After my fast walk (I stayed on for a hour to feel like I got a good workout. My pace was 4.4 mph through most of it) I went and sat in the hot tub for a while. I love the hot tub at the gym, they have them in the locker rooms so they are female exclusive and I don't even have to leave the locker room! It's great. Afterwards it was time to go home, a quick lunch and we were off to the mountains for our first family hike of the season. It was about 66 deg out today, super nice. In an interesting turn of events Chloe did better than Lily! My 2 year old was running up the mountain as my 4 year old was shouting behind "wait for me!" I was just shocked. Chloe did amazing the whole time and when it was time to turn around, we turned around because Lily was tired and wanted to go home. Chloe wanted to keep going!
|Hike is over|
The reason why I wanted to buy more pants was because I am so tired of always being on a diet and never buying pants because soon they won't fit anymore. I've told myself that my whole life and always ended up dangerously understocked on pants (generally following the 2 pairs of pants method). I am really serious about finding a way of living and I am seriously considering taking the scale out of my life and just focusing on how I feel. If I'm not stressing to hit a number I am less likely to binge. I have been stressing that I won't be able to do a triathlon unless I am a certain weight, but I saw several people heavier than me at the gym today doing an indoor triathlon! I beat myself up for eating a few too many chips, but really in the end it doesn't matter because I am under calories at the end of the day. This whole crazy diet mentality has got to stop. I'm tired of it. I've been doing it my whole life and I am ready to really figure out this whole lifestyle thing.
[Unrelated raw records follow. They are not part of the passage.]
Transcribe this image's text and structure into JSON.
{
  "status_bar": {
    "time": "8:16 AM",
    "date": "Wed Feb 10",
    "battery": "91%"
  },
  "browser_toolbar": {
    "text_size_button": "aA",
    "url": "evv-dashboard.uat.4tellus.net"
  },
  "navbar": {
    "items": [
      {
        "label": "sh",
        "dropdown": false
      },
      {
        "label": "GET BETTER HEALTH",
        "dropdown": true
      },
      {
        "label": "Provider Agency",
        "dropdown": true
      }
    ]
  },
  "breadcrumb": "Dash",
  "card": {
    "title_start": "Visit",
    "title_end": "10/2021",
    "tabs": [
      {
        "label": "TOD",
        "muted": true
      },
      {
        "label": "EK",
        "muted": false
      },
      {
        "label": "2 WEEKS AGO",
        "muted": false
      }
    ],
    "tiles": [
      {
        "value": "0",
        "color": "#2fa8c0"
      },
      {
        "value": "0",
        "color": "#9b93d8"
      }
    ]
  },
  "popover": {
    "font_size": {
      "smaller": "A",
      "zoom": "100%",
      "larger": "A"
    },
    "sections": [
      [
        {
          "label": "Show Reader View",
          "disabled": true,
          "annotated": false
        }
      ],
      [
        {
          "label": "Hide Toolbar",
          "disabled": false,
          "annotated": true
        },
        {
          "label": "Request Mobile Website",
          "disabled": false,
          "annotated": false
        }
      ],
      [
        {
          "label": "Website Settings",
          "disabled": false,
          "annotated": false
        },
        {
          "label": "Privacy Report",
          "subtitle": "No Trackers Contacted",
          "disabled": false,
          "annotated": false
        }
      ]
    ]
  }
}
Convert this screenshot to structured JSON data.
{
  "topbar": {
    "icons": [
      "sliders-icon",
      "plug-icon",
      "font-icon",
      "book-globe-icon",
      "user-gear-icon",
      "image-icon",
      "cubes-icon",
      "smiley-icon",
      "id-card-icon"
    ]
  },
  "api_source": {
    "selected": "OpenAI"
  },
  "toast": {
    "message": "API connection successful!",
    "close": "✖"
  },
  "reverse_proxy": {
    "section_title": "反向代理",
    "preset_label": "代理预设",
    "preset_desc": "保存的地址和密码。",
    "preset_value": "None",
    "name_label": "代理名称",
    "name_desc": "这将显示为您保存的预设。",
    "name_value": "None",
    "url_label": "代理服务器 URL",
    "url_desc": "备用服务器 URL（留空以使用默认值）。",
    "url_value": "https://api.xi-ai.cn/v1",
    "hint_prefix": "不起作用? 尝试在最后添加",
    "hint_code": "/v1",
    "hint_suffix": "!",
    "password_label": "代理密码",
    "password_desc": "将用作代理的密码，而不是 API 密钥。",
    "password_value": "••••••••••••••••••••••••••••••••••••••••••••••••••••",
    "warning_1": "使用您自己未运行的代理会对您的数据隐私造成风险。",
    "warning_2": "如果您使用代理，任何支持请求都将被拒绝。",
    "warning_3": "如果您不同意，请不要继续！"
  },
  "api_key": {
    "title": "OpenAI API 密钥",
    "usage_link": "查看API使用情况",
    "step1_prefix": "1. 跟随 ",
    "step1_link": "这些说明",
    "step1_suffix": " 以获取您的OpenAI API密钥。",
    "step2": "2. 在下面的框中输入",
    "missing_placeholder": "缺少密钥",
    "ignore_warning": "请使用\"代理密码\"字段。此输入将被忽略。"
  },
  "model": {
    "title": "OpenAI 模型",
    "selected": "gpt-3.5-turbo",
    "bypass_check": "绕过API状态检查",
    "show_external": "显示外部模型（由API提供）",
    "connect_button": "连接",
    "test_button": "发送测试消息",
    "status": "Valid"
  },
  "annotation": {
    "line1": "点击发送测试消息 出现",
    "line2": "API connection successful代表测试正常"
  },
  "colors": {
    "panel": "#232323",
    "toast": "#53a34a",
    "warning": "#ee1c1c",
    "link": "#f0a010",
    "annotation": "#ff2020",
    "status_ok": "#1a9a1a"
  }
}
Today I had a 110 calorie frozen yogurt and late at night I had an 80 calorie special K brownie. I did a lot of exercise today, and my total calorie intake was about 1,900. But I earned 900 in exercise so I was still way under according to MFP. I think if you workout more, you will need to eat a little more. Your body needs to recover. For the first time, I am really thinking about the long term. I will know I'm making progress because I will feel better, I will perform better, and I will fit back into my size 8 pants some day. I just want to stop obsessing over myself, strive to love myself, and live a happy life. Is that too much to ask?